Como ia dizendo, esta antiga, idosa e velha anciã presta-nos imenso serviço se ao menos soubermos olhar aonde nos cabe e pedir como se deve. Se há um saber que nos é legado pela mão generosa da tradição, pois perdê-lo enseja um achatamento paulistano de horizontes, é o conhecimento claro, evidente, intrinsecamente certo, da existência mesma de “Deus”. É conveniente lembrar: em todos os tempos e lugares, o homem, onde quer que tenha fixado morada, tem exclamado “louvado seja Deus!”, ou, o que lhe é equivalente, “Deus do céu!”; ou ainda, em certos casos, “Ó meu Deus” (para atermo-nos à fina caracterologia de Rozensweig). A essas três, poder-se-iam ainda somar outras duas vias: "valha-me Deus" e a um tanto elíptica "ó Céus!".

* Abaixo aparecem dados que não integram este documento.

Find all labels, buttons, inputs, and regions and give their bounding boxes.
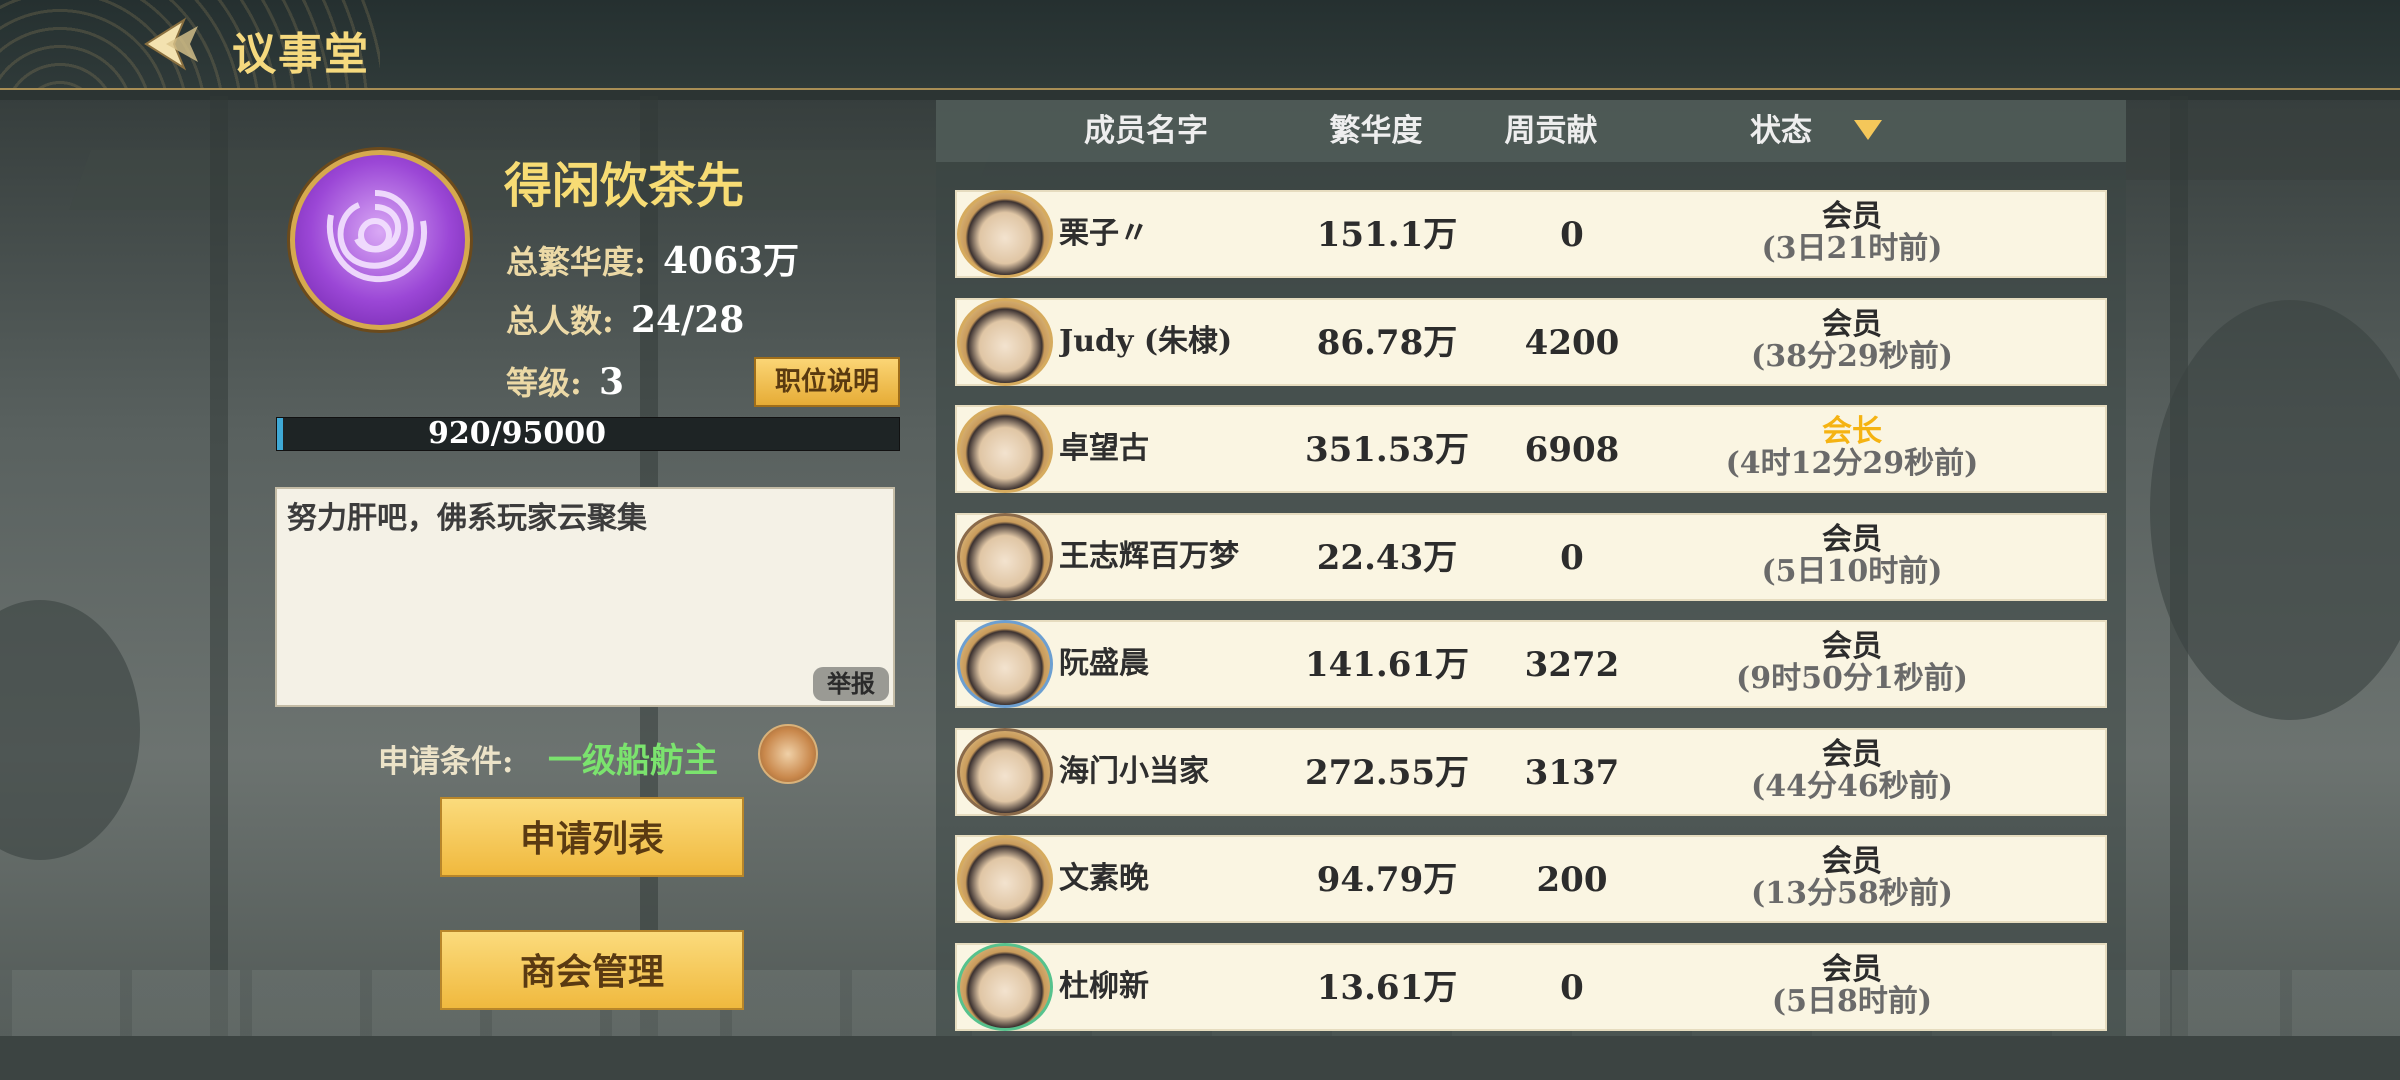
member-avatar[interactable]: [957, 620, 1053, 708]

Será preciso algo mais? Frente ao testemunho do senso comum bem formado, cuja verdade se impõe ao intelecto dócil sem necessidade de justificativas externas, sequer formular a pergunta já demonstra, de uma parte, que o aprumo intelectual de nossa “cultura” foi pras picas, e, de outra, a ruína que representa a ascensão da classe média brasileira, doidivanas como sói ser, em termos gnoseológicos.

Resposta à primeira objeção: Mas o que é isso? Deu-se à súcia burra o direito de opinar? Poderia eu, debalde, citar farta bibliografia, decerto não lida e ignorada por meu objetor, que desmonta a pífia “argumentação” contida nesse sofisma. A vasta obra de um Platão, de um Aristóteles, as Catilinas de um Cícero, a Adversus Haereses de um Irineu de Lyon. Um Lactâncio, um Orígenes, um Filostórgio, um Mons. Sanahuja. Ou, para ficarmos nos limites da língua pátria, um Mário Ferreira, um Vilém Flusser, um Nivaldo Cordeiro, um Sidney Silveira. Isso para não falar do oceano metafísico, que não obstante palpita segundo o pulso vivo da concretude mesma do real, de S. Agostinho, cuja obra é, de fato, dever moral ler antes de se meter a palpitar loquazmente sobre o que se ignora. Após teres lido esses e muitos outros nomes, daí talvez aceitarei tua crítica, que por enquanto não passa de ludo pueril.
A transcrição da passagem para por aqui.